24. Par son recours, la Commission vise à faire constater que la République de Finlande aurait manqué aux obligations que lui impose l'article 28 CE, au motif que Senaatti-kiinteistöt aurait, dans le cadre d'un contrat concernant des équipements de restauration collective, enfreint des règles fondamentales du traité et, en particulier, le principe de non-discrimination, qui implique l'obligation de transparence.
25. Ainsi que l'a relevé Mme l'Avocat général au point 45 de ses conclusions, telles qu'elles sont formulées, les conclusions de la requête sont équivoques et ne permettent pas d'identifier de manière claire et précise ce que la Commission reproche à la République de Finlande puisqu'elles visent, à la fois, l'article 28 CE, des dispositions fondamentales du traité, le principe de non-discrimination ainsi que l'obligation de transparence.
26. Par ailleurs, à supposer même que le recours de la Commission ait pour objet de faire constater une violation de l'article 28 CE, ni les conclusions de la requête ni le texte même de cette dernière n'indiquent avec clarté et précision quelle serait la mesure qui, en l'espèce, constitue une restriction quantitative à l'importation ou une mesure d'effet équivalent au sens dudit article.
27. En effet, la Commission se borne à mettre en cause l'attitude du pouvoir adjudicateur "dans le cadre d'un contrat concernant des équipements de restauration collective".
28. En outre, la Commission n'a, à aucun moment de la procédure, été en mesure de présenter un exposé cohérent et précis des éléments de fait sur lesquels se fondent les griefs qu'elle invoque à l'appui de son recours.
29. Ainsi, dans sa requête, elle ne fournit aucune indication précise au sujet de l'appel d'offres initial, mais se borne uniquement à relever qu'il "n'a pas abouti en ce qui concerne l'acquisition d'équipements de restauration collective".
30. À cet égard, ni le texte de la requête ni les réponses de la Commission aux questions posées par la Cour lors de l'audience ne permettent d'établir avec certitude si une offre relative à la fourniture et à l'installation d'équipements de restauration collective a été soumise au pouvoir adjudicateur dans le cadre dudit appel d'offres.
31. De même, dans sa réplique, la Commission affirme, sans cependant le démontrer, que, d'une part, l'une au moins des entreprises ayant présenté une telle offre ne faisait pas partie des quatre entreprises contactées par le pouvoir adjudicateur en 2000 et que, d'autre part, le lot relatif à la fourniture et à l'installation d'équipements de restauration collective faisant partie du marché annoncé dans le cadre de l'appel d'offres initial n'avait pas le même objet que le marché ayant donné lieu aux contacts pris au cours de la même année.
32. Dans ces conditions, la Cour ne dispose pas des éléments suffisants pour lui permettre d'appréhender exactement la portée de la violation du droit communautaire reprochée à la République de Finlande et de vérifier ainsi l'existence du manquement allégué par la Commission (voir, en ce sens, arrêt Commission/Royaume-Uni, précité, point 18).
33. Par conséquent, le recours doit être rejeté comme irrecevable.
Sur les dépens
34. En vertu de l'article 69, paragraphe 2, du règlement de procédure, toute partie qui succombe est condamnée aux dépens, s'il est conclu en ce sens.

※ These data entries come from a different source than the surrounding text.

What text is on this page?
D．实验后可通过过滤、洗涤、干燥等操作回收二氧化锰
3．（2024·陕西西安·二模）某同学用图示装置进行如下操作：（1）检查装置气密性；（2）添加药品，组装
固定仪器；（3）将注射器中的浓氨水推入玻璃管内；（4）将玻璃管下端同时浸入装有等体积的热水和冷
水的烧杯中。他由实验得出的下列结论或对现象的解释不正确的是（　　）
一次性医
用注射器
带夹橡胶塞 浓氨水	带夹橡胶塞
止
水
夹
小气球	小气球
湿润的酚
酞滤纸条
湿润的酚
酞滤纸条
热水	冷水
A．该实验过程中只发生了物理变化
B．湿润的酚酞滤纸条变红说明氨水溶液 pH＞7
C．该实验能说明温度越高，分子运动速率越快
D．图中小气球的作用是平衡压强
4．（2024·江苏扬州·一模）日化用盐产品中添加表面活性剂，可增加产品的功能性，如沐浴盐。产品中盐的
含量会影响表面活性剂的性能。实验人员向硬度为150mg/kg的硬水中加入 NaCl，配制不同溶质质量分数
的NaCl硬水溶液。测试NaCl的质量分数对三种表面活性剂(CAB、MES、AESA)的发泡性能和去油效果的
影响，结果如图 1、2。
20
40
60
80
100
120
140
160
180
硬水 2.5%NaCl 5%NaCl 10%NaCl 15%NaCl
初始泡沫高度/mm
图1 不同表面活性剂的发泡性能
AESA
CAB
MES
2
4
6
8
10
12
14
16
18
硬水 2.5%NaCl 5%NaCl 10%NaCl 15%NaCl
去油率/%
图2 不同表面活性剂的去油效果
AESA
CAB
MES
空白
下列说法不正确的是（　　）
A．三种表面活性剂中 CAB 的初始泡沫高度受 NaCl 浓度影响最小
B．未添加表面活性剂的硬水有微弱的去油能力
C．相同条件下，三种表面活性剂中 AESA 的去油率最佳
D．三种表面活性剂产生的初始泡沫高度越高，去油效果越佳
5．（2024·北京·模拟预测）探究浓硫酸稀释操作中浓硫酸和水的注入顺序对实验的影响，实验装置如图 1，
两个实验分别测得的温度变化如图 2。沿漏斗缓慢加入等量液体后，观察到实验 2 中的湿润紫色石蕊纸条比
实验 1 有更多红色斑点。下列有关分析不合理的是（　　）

La République de Finlande ayant conclu à la condamnation de la Commission et le recours de cette dernière étant irrecevable, il y a lieu de la condamner aux dépens.
Par ces motifs,
LA COUR (deuxième chambre),
Déclare et arrête :
1) Le recours est rejeté comme irrecevable.
2) La Commission des Communautés européennes est condamnée aux dépens.